Unsurprisingly, the new millennium saw a number of significant productions of the play, though, arguably surprisingly, the most remarkable was Declan Donnellan’s small-scale Lear, performed in 2002, first at the Swan in Stratford-upon-Avon and later in the year at the Young Vic in London. Directing a cast of sixteen actors fresh from drama school, Donnellan made the play less about Lear’s pathos than about the strain the impossible father/king put on everyone around him. Nonso Anozie, the only black actor in the cast and physically considerably larger than any other performer, was arrogant and impulsive as Lear, and always seemed threatening. Even in his suffering, he remained more a figure to fear than to pity.

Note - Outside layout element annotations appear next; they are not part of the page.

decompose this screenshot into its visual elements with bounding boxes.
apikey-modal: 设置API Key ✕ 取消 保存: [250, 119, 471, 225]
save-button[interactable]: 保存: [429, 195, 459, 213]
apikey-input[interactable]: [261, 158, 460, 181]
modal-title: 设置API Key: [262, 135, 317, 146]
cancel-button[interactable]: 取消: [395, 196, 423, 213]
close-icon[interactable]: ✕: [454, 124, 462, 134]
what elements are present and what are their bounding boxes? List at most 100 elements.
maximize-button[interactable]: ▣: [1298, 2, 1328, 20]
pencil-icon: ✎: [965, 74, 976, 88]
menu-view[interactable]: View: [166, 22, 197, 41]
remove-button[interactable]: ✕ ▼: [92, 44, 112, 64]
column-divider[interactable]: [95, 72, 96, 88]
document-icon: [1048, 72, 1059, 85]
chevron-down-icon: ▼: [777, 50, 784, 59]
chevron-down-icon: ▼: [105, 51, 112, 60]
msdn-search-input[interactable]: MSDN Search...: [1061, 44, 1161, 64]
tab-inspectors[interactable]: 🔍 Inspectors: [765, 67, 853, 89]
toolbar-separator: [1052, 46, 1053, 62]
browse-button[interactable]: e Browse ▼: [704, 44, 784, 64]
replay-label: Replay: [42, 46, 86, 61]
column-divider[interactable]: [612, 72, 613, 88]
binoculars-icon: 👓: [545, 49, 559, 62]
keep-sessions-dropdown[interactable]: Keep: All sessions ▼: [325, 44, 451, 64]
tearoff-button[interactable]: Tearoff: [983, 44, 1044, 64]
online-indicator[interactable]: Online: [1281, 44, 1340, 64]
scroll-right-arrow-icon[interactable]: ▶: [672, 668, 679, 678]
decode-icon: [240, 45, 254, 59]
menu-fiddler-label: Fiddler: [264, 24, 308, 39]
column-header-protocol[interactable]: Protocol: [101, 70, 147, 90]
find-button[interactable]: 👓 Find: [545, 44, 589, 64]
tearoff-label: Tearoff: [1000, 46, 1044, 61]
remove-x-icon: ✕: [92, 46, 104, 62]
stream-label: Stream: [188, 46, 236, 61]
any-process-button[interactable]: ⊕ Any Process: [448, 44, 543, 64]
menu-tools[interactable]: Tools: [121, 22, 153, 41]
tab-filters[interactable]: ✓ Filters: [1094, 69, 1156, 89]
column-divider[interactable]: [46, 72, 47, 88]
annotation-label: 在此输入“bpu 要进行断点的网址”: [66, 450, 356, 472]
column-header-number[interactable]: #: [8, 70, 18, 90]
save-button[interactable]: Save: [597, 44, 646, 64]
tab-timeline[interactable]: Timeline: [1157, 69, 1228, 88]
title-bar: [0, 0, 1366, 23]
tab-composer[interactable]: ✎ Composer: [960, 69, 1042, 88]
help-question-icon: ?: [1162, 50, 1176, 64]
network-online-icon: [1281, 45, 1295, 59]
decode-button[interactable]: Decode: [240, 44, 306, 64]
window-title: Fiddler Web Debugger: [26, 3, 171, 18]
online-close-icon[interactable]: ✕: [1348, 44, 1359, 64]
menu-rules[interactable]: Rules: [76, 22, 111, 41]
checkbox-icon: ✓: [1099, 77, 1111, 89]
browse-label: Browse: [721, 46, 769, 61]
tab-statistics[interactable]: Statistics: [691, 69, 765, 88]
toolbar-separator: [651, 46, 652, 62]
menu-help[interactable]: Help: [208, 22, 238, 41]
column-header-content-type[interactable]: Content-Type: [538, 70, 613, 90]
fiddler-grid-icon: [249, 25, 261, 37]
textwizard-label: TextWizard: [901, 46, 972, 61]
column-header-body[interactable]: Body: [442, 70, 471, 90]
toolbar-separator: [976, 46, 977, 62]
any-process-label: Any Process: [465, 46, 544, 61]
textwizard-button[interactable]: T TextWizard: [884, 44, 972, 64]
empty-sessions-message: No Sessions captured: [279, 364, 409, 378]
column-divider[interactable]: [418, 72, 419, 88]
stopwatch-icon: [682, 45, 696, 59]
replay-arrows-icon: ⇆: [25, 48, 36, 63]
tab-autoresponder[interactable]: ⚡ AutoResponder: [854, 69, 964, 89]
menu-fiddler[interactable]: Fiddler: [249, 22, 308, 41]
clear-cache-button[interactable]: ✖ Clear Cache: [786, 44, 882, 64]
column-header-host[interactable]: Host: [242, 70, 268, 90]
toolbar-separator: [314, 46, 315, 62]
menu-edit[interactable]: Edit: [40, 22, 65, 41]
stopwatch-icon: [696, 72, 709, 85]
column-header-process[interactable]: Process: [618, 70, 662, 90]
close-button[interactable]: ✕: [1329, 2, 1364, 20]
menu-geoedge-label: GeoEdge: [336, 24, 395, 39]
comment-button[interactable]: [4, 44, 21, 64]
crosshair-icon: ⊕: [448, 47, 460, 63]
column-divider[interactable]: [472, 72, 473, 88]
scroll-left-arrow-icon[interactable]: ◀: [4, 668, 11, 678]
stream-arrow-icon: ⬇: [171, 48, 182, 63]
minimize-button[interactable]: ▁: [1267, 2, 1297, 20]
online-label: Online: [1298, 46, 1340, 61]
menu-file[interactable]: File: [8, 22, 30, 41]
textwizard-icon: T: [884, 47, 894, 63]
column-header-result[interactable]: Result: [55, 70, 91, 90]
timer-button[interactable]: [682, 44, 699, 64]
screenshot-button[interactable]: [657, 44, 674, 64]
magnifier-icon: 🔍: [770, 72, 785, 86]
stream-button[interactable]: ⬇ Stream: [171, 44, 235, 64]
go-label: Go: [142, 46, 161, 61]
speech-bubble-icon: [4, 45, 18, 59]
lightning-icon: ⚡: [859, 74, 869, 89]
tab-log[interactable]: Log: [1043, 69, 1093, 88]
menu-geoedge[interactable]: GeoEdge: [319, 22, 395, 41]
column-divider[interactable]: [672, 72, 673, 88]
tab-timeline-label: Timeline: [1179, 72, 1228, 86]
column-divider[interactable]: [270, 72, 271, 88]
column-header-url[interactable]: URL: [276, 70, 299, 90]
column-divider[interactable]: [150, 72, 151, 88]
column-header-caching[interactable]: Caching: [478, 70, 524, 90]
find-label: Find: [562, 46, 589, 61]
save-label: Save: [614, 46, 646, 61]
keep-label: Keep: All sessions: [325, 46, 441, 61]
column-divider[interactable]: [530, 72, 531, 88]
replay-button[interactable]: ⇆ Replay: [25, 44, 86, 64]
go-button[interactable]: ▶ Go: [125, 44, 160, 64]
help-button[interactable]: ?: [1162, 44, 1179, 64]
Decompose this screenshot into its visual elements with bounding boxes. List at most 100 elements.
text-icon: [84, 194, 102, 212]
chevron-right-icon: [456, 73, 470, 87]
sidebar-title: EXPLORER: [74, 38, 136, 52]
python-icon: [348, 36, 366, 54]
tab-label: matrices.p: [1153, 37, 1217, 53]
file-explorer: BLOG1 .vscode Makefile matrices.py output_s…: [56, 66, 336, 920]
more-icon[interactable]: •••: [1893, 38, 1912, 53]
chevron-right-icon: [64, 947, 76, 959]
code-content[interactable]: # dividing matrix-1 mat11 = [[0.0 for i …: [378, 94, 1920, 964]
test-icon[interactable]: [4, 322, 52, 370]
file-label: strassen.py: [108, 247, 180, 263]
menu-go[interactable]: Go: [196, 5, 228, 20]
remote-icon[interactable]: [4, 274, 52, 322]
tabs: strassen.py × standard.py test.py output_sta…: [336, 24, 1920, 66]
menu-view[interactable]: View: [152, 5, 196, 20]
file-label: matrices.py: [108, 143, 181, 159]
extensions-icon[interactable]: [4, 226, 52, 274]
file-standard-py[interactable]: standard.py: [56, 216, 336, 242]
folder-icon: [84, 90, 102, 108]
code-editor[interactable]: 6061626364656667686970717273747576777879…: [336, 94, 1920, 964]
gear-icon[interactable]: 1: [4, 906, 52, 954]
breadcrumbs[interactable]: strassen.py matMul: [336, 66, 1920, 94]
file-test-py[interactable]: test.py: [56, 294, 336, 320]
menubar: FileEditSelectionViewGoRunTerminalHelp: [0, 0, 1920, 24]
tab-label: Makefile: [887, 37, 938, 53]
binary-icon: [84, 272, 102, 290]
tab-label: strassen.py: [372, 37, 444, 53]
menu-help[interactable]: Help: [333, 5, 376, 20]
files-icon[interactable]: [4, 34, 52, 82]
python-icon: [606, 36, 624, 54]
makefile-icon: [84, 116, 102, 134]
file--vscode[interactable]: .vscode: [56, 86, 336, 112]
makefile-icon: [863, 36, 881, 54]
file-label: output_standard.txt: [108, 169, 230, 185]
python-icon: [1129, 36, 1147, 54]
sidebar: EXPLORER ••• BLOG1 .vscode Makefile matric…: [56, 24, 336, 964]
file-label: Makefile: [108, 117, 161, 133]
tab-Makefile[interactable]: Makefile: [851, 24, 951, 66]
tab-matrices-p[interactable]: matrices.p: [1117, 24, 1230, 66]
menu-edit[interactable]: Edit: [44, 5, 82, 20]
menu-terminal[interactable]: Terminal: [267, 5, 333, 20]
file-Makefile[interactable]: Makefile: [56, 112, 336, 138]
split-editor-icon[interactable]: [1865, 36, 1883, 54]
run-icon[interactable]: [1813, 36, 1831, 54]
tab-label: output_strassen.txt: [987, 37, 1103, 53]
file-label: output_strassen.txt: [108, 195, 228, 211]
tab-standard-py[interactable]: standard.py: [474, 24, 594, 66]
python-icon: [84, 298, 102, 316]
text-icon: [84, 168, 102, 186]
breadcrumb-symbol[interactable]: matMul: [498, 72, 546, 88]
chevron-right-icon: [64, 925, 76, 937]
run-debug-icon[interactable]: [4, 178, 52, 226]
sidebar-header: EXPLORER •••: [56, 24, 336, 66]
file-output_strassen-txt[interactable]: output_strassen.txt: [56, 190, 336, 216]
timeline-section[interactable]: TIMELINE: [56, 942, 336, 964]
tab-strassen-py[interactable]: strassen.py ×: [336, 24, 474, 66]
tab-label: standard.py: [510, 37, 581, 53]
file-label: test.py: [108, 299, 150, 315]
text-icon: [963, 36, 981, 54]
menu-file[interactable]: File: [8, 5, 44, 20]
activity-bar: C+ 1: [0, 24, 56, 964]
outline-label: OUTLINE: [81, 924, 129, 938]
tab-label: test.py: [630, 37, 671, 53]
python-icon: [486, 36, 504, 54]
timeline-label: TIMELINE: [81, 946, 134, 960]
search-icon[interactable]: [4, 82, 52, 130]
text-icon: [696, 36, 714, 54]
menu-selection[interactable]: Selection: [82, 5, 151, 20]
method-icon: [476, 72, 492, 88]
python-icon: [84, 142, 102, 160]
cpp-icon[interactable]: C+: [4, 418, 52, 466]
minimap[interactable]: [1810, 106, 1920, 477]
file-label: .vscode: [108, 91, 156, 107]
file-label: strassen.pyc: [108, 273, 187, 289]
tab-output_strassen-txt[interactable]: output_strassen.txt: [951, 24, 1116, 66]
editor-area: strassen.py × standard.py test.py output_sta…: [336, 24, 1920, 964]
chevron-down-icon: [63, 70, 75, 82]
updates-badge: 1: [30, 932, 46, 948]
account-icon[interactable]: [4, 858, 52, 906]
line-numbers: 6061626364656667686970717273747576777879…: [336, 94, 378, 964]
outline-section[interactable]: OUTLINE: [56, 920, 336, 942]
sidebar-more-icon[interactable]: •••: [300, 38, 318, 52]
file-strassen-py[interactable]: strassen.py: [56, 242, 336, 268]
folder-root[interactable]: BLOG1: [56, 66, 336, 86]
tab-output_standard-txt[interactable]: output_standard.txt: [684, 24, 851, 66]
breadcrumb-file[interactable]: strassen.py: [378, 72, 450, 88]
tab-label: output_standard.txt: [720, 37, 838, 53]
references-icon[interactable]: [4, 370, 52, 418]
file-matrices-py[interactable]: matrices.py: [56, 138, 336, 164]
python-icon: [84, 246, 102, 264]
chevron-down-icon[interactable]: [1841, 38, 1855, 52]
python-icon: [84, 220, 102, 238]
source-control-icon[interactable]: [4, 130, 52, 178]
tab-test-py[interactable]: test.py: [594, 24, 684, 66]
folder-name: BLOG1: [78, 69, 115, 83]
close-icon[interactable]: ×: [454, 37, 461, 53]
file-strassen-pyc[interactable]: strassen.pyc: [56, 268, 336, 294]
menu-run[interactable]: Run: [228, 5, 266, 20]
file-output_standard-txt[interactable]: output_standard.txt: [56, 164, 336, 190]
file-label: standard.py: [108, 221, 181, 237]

In the summer of 2002, at the Stratford Festival in Canada, Jonathan Miller directed Christopher Plummer in the title role, in a production of King Lear that was clean and emotionally intelligible but in many ways familiar and conservative—though arguably that was its most radical commitment. “I feel there’s nothing epic or mythic about the play,” said Miller, “in exactly the same way that I don’t think there’s anything cosmic about it,” and from that perception Miller turned the play from an archetypal human tragedy to a seventeenth-century period piece. However, instead of diminishing the tragedy, as the decision might have done, it clarified its emotional energies. This was a Lear set in the world of Hobbes rather than that of Brueghel or indeed of Beckett. Most remarkable was the extraordinary performance of Lear by Christopher Plummer, arguably the finest work of this distinguished actor’s career, as he traced the movement of Lear from the narcissistic petulance of his regal grandeur to the emotional liberation ironically accompanying his distressed state. The production, somewhat revised, was remounted at New York’s Vivian Beaumont Theatre at Lincoln Center in 2004.

On Shakespeare’s stage, the effect of certain scenes in Lear must have been particularly suited to the theater for which they were designed. For example, the unlocalized setting enabled Shakespeare to place Kent in the stocks in the course of Act 2, scene 2, and leave him there until scene 4 when Lear arrives in Gloucestershire to find him still enfettered; in the interim, scene 3, Kent has slumbered while Edgar comes on stage in a presumably different though nearby location. Visual conventions encourage this kind of theatrical juxtaposition: Edgar ponders the danger of his being arrested and resolves to disguise himself, while simultaneously on stage another disguised outcast sleeps or meditates on his ruined fortune. The two figures are not “literally” a part of the same scene; staging flexibility in the absence of scenery makes possible such a visual pairing.

Later (4.6), Gloucester’s attempted suicide makes similarly imaginative use of stage space. He and the disguised Edgar are on the bare platform stage of the Elizabethan playhouse (or at King James’s court). In this theatrical environment, Edgar then conjures up for his blind father a scene of cliffs, vast heights, and a ship far below bobbing on the waves like a toy boat. What is the audience to believe? This sort of verbal scene-setting is the way Elizabethan actors regularly established a sense of place around them on stage. Only when Gloucester falls forward and is not killed after all can the audience be sure that Edgar is playing a role, acting as director or dramatist, making up a little play for his father that is supposed to cure his despair. Edgar’s theatricality, his changes of costume and voice, his commenting in soliloquy on his own performance, are only a few of the ways in which King Lear is fitted to the theater where it was originally performed, a theater in which the play’s unsurpassed power can be fully experienced.